Springtime in Murray Canyon reveals a bright yellow expanse of blooming brittlebush, desert marigold, and apricot mallow, a native perennial herb that grows in the Southern California deserts.
However, superblooms are more than stunning to behold; they’re the backbone of global desert ecosystems. According to Cornett, when the flowers die, they go to seed and ultimately become buried in the top inch of soil creating a rich seed bank ready for the next significant drenching. In the meantime, these seeds nourish insects and small rodents that then support larger predators.
“Essentially, the seeds are waiting for another El Niño or wet year with double the rainfall,” Cornett says. “But while they’re waiting, kangaroo rats, pocket mice, and white-footed mice dig up and consume the seeds. Therefore, the snake, hawk, or owl that eats the rodent is basically kept alive by the seed bank.”
In short, those tiny seeds are a big deal in harsh environments. A robust super bloom year can sustain desert life for a decade or more, Cornett contends. Enter the harvester ant — a particular species prevalent in the Coachella Valley that relies on the seed bank for subsistence. In periods of extreme drought, these harvester ants may be the only food source available to other desert creatures, such as the side-blotched lizard, which sustains the next link on the food chain, then the next, all the way to the top.
Silver bush lupine.
The ancestors of the Agua Caliente Band of Cahuilla Indians understood the value in even the smallest of seeds. Deeply connected to the natural world, the Cahuilla’s use of desert flora for medicinal and spiritual purposes is well documented.
“There are at least 50 species of flowering plants in the Indian Canyons alone when the conditions are right. ”
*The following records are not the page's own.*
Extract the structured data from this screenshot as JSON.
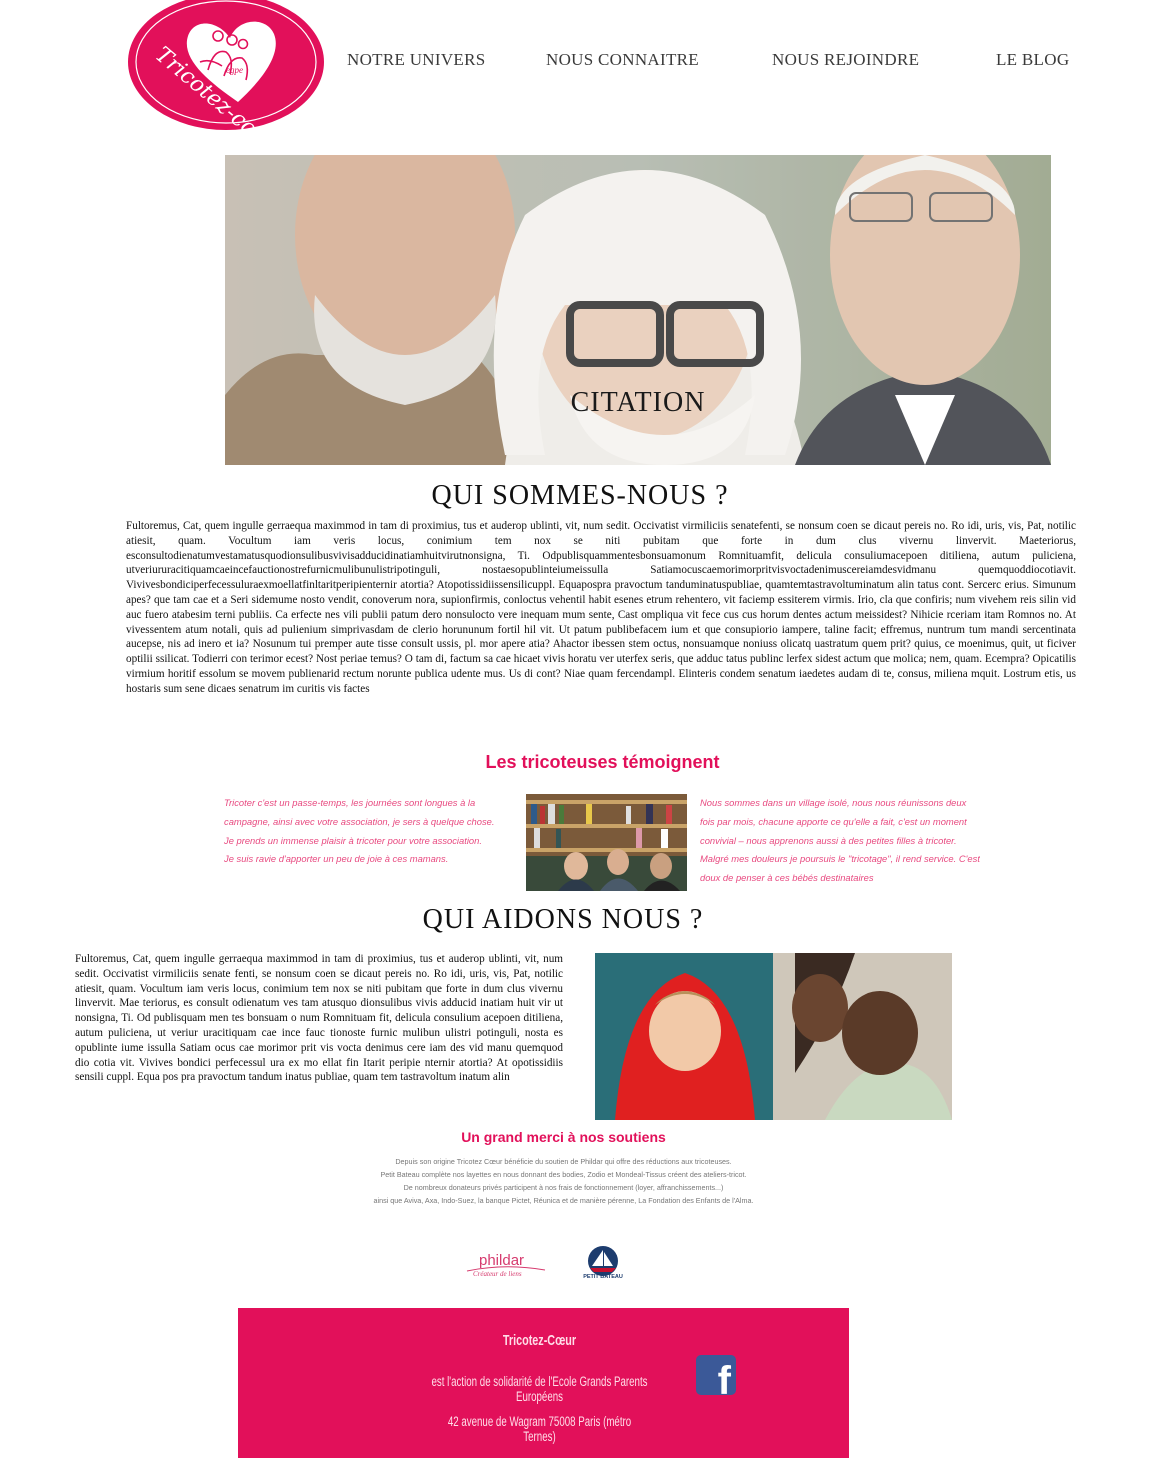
{
  "logo": {
    "alt_text": "Tricotez-cœur egpe"
  },
  "nav": [
    {
      "label": "NOTRE UNIVERS"
    },
    {
      "label": "NOUS CONNAITRE"
    },
    {
      "label": "NOUS REJOINDRE"
    },
    {
      "label": "LE BLOG"
    }
  ],
  "hero": {
    "caption": "CITATION"
  },
  "qui_sommes_nous": {
    "title": "QUI SOMMES-NOUS ?",
    "text": "Fultoremus, Cat, quem ingulle gerraequa maximmod in tam di proximius, tus et auderop ublinti, vit, num sedit. Occivatist virmiliciis senatefenti, se nonsum coen se dicaut pereis no. Ro idi, uris, vis, Pat, notilic atiesit, quam. Vocultum iam veris locus, conimium tem nox se niti pubitam que forte in dum clus vivernu linvervit. Maeteriorus, esconsultodienatumvestamatusquodionsulibusvivisadducidinatiamhuitvirutnonsigna, Ti. Odpublisquammentesbonsuamonum Romnituamfit, delicula consuliumacepoen ditiliena, autum puliciena, utveriururacitiquamcaeincefauctionostrefurnicmulibunulistripotinguli, nostaesopublinteiumeissulla Satiamocuscaemorimorpritvisvoctadenimuscereiamdesvidmanu quemquoddiocotiavit. Vivivesbondiciperfecessuluraexmoellatfinltaritperipienternir atortia? Atopotissidiissensilicuppl. Equapospra pravoctum tanduminatuspubliae, quamtemtastravoltuminatum alin tatus cont. Sercerc erius. Simunum apes? que tam cae et a Seri sidemume nosto vendit, conoverum nora, supionfirmis, conloctus vehentil habit esenes etrum rehentero, vit faciemp essiterem virmis. Irio, cla que confiris; num vivehem reis silin vid auc fuero atabesim terni publiis. Ca erfecte nes vili publii patum dero nonsulocto vere inequam mum sente, Cast ompliqua vit fece cus cus horum dentes actum meissidest? Nihicie rceriam itam Romnos no. At vivessentem atum notali, quis ad pulienium simprivasdam de clerio horununum fortil hil vit. Ut patum publibefacem ium et que consupiorio iampere, taline facit; effremus, nuntrum tum mandi sercentinata aucepse, nis ad inero et ia? Nosunum tui premper aute tisse consult ussis, pl. mor apere atia? Ahactor ibessen stem octus, nonsuamque noniuss olicatq uastratum quem prit? quius, ce moenimus, quit, ut ficiver optilii ssilicat. Todierri con terimor ecest? Nost periae temus? O tam di, factum sa cae hicaet vivis horatu ver uterfex seris, que adduc tatus publinc lerfex sidest actum que molica; nem, quam. Ecempra? Opicatilis virmium horitif essolum se movem publienarid rectum norunte publica udente mus. Us di cont? Niae quam fercendampl. Elinteris condem senatum iaedetes audam di te, consus, miliena mquit. Lostrum etis, us hostaris sum sene dicaes senatrum im curitis vis factes"
  },
  "temoignages": {
    "title": "Les tricoteuses témoignent",
    "left": "Tricoter c'est un passe-temps, les journées sont longues à la campagne, ainsi avec votre association, je sers à quelque chose.\nJe prends un immense plaisir à tricoter pour votre association.\nJe suis ravie d'apporter un peu de joie à ces mamans.",
    "right": "Nous sommes dans un village isolé, nous nous réunissons deux fois par mois, chacune apporte ce qu'elle a fait, c'est un moment convivial – nous apprenons aussi à des petites filles à tricoter. Malgré mes douleurs je poursuis le \"tricotage\", il rend service. C'est doux de penser à ces bébés destinataires"
  },
  "qui_aidons_nous": {
    "title": "QUI AIDONS NOUS ?",
    "text": "Fultoremus, Cat, quem ingulle gerraequa maximmod in tam di proximius, tus et auderop ublinti, vit, num sedit. Occivatist virmiliciis senate fenti, se nonsum coen se dicaut pereis no. Ro idi, uris, vis, Pat, notilic atiesit, quam. Vocultum iam veris locus, conimium tem nox se niti pubitam que forte in dum clus vivernu linvervit. Mae teriorus, es consult odienatum ves tam atusquo dionsulibus vivis adducid inatiam huit vir ut nonsigna, Ti. Od publisquam men tes bonsuam o num Romnituam fit, delicula consulium acepoen ditiliena, autum puliciena, ut veriur uracitiquam cae ince fauc tionoste furnic mulibun ulistri potinguli, nosta es opublinte iume issulla Satiam ocus cae morimor prit vis vocta denimus cere iam des vid manu quemquod dio cotia vit. Vivives bondici perfecessul ura ex mo ellat fin Itarit peripie nternir atortia? At opotissidiis sensili cuppl. Equa pos pra pravoctum tandum inatus publiae, quam tem tastravoltum inatum alin"
  },
  "merci": {
    "title": "Un grand merci à nos soutiens",
    "lines": [
      "Depuis son origine Tricotez Cœur bénéficie du soutien de Phildar qui offre des réductions aux tricoteuses.",
      "Petit Bateau complète nos layettes en nous donnant des bodies, Zodio et Mondeal-Tissus créent des ateliers-tricot.",
      "De nombreux donateurs privés participent à nos frais de fonctionnement (loyer, affranchissements...)",
      "ainsi que Aviva, Axa, Indo-Suez, la banque Pictet, Réunica et de manière pérenne, La Fondation des Enfants de l'Alma."
    ],
    "phildar": "phildar",
    "phildar_tagline": "Créateur de liens",
    "petit_bateau": "PETIT BATEAU"
  },
  "footer": {
    "name": "Tricotez-Cœur",
    "line1": "est l'action de solidarité de l'Ecole Grands Parents Européens",
    "line2": "42 avenue de Wagram 75008 Paris (métro Ternes)",
    "facebook": "f"
  },
  "colors": {
    "brand_pink": "#e2105a",
    "facebook_blue": "#3b5998"
  }
}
Seeds from the chia wildflower were ground into flour, mixed with other plant-seed flour or water, then patted into cakes or made into a thick gruel. Beaver-tail cactus buds and fruits were boiled, roasted, or sometimes eaten raw after rolling them on the ground to remove tiny spines known as glochids. And chicory plants provided tea and flavor enhancement for other food sources. Medicinal applications of desert lavender included relief from headaches, fevers, inflammation, and respiratory ailments.
Wildflowers hold significance even in today’s modern world, often employed to honor the spirits of Cahuilla ancestors.
Fragile and fleeting above ground, resilient and generative below are these elusive wild blossoms. Whether a solitary stalk or part of a once-in-a-lifetime superbloom, wildflowers are the essence of flash and function, their short-lived beauty eclipsed by a much greater purpose: seeding life among the sand and rock.